Just after we published our last blog post, the BOP released 23 revamped policies, dated June 22 – bringing the total of new or revised directives to nearly a hundred this year alone. In that post, we also mentioned the timing – coinciding with pending litigation by the union, which is attempting to overturn its dismissal. If the union is successful in its opposition, it will likely invoke its right to weigh in on policy changes before implementation. If so, even more chaos will ensue. (And this is at a time when the BOP also has announced plans to close 13 low- and medium-security prisons, affecting more than 500 employees!) Every action has a reaction.
Toothless policies
Before we dive into some of the details – many of which are positive – I want to state a caution: PERA’s organizational mantra has always been that the Bureau of Prisons has good policies that can be leveraged to accomplish meaningful correctional reform. The challenge has never been the absence of policy; rather it’s management’s willingness to enforce and be held accountable for it. For instance, the policy on unit management and inmate program review that was updated in February requires the unit manager to attend team meetings. Yet from what I have heard, there has been zero enforcement. That leaves case managers handling these assessments on their own in a sort of paper exercise, instead of what should be a meaningful classification and program review, focused on rehabilitation.
And there are many other examples. Unfortunately, I must conclude that at least some of these policy updates, press releases and facility closures are reactive management decisions aimed more at short-term public relations than improvement of long-term consequences.
The directives that were released in the most recent batch include Internal Audits, which discusses DOJ oversight; Multi-Media Communication, which replaced News Media Authorization; and the Release Preparation Program (RPP), which – a good thing – finally standardizes the curriculum (although I am not holding my breath for the promised quarterly “community resource days”).
The two most interesting of this batch, from a case management perspective, are the new Career and Technical Education Programs directive, which replaced the Occupational Education Programs policy, and the revised Patient Care policy. I consider Patient Care one of the bureau’s most important directives, and it deserves scrutiny.
Patient Care and Medical Services
Some time ago, I began hearing that the bureau was attempting to keep as much treatment local as possible to reduce transfers to federal medical centers. That objective is reflected in the revised Medical Designations and Referral Services for Inmates policy, which states:
“Acute care requiring hospitalization of the inmate will usually be provided in a community hospital near the institution. Most institutions will be able to locally manage hospitalizations between seven and 14 days for acute medical care or surgical procedures followed by one to three post-operative appointments.” Under the previous policy, the threshold was generally five to seven days.
Last October, the BOP updated the clinical treatment guide for care levels (although it left the 2019 guide on the public website until a few months ago).
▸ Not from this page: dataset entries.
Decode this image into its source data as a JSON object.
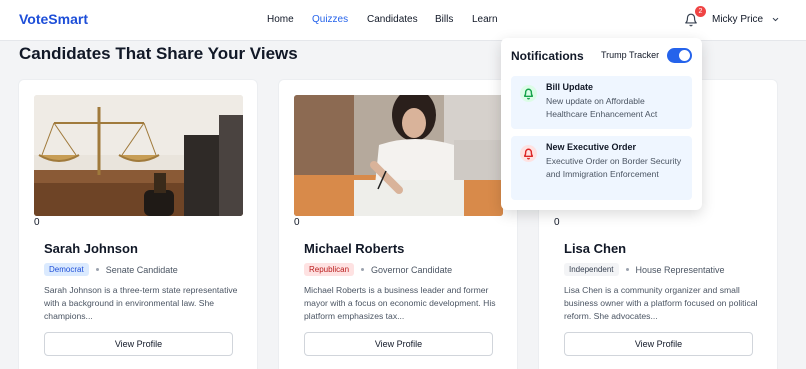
{
  "app": {
    "brand": "VoteSmart"
  },
  "nav": {
    "items": [
      "Home",
      "Quizzes",
      "Candidates",
      "Bills",
      "Learn"
    ],
    "active": "Quizzes"
  },
  "header": {
    "notification_count": "2",
    "user_name": "Micky Price"
  },
  "page": {
    "title": "Candidates That Share Your Views"
  },
  "candidates": [
    {
      "score": "0",
      "name": "Sarah Johnson",
      "party": "Democrat",
      "party_color": "#1d4ed8",
      "party_bg": "#dbeafe",
      "role": "Senate Candidate",
      "description": "Sarah Johnson is a three-term state representative with a background in environmental law. She champions...",
      "button": "View Profile",
      "image_icon": "scales-of-justice-photo"
    },
    {
      "score": "0",
      "name": "Michael Roberts",
      "party": "Republican",
      "party_color": "#b91c1c",
      "party_bg": "#fee2e2",
      "role": "Governor Candidate",
      "description": "Michael Roberts is a business leader and former mayor with a focus on economic development. His platform emphasizes tax...",
      "button": "View Profile",
      "image_icon": "person-writing-photo"
    },
    {
      "score": "0",
      "name": "Lisa Chen",
      "party": "Independent",
      "party_color": "#374151",
      "party_bg": "#f3f4f6",
      "role": "House Representative",
      "description": "Lisa Chen is a community organizer and small business owner with a platform focused on political reform. She advocates...",
      "button": "View Profile",
      "image_icon": "hidden-behind-panel"
    }
  ],
  "notifications": {
    "title": "Notifications",
    "toggle_label": "Trump Tracker",
    "toggle_on": true,
    "items": [
      {
        "title": "Bill Update",
        "text": "New update on Affordable Healthcare Enhancement Act",
        "icon": "bell-icon",
        "icon_color": "#16a34a",
        "icon_bg": "#dcfce7"
      },
      {
        "title": "New Executive Order",
        "text": "Executive Order on Border Security and Immigration Enforcement",
        "icon": "bell-icon",
        "icon_color": "#dc2626",
        "icon_bg": "#fee2e2"
      }
    ]
  }
}
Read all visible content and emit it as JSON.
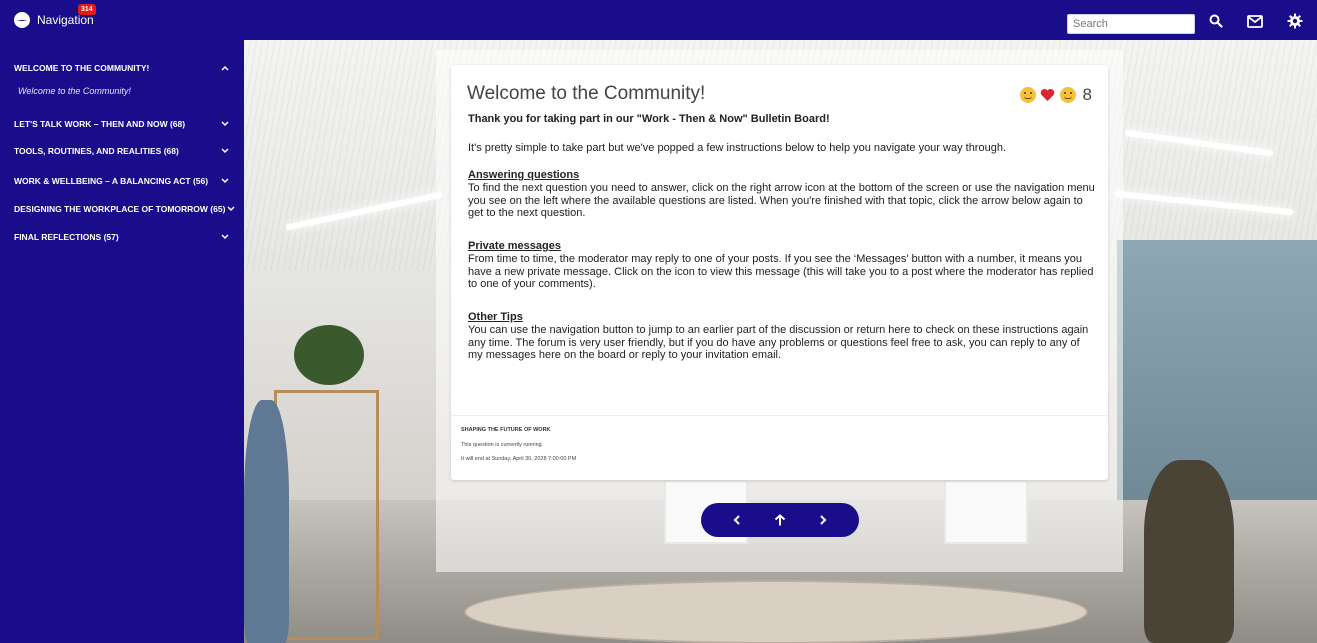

And late last year, we started to hear about inmates being medically reclassified in large numbers – reminiscent of 2018, when the BOP came under scrutiny for downgraded care levels. These two developments go together.
As for the Patient Care policy itself, the changes appear to be a mixed bag. On paper, the policy improves continuity of care, documentation requirements, chronic disease management, telehealth utilization, and reentry planning. The policy also formally incorporates telehealth as a standard health care delivery method and reminds institutions to expedite medically appropriate reduction in sentence (RIS) and compassionate release requests for seriously ill inmates.
At the same time, however, several changes appear designed to provide greater operational flexibility so the bureau can reduce physician involvement. That raises implementation concerns because many institutions remain severely understaffed and are already struggling to provide timely health care access. For example, clinical encounter notes must now be completed by the next business day. Will that still be possible?
Another notable and concerning change is the removal of the section on the Utilization Review Committee, which was a team assembled to approve procedures based on requests from sub-specialists after consultations. It will be interesting to see where this authority will now lie. That should be spelled out.
And then there is the removal of the requirement that a physician approve additions to chronic care clinics (a designation that requires regular, comprehensive medical evaluations). As a result, some inmates with complex cases could receive less direct physician involvement, and facilities may increasingly rely on other health care staff because of staffing shortages, rather than clinical necessity.
Historically, the bureau’s health care problems have not resulted from a lack of policy. Instead, they have stemmed from staffing shortages, transportation limitations, budget constraints and institutional backlogs – of which can cause delays in outside care.
The underlying challenge remains the same: Meaningful reform depends not merely on updating policies, but also on ensuring that institutions have the staffing, other resources, built-in accountability, and leadership necessary to implement them effectively.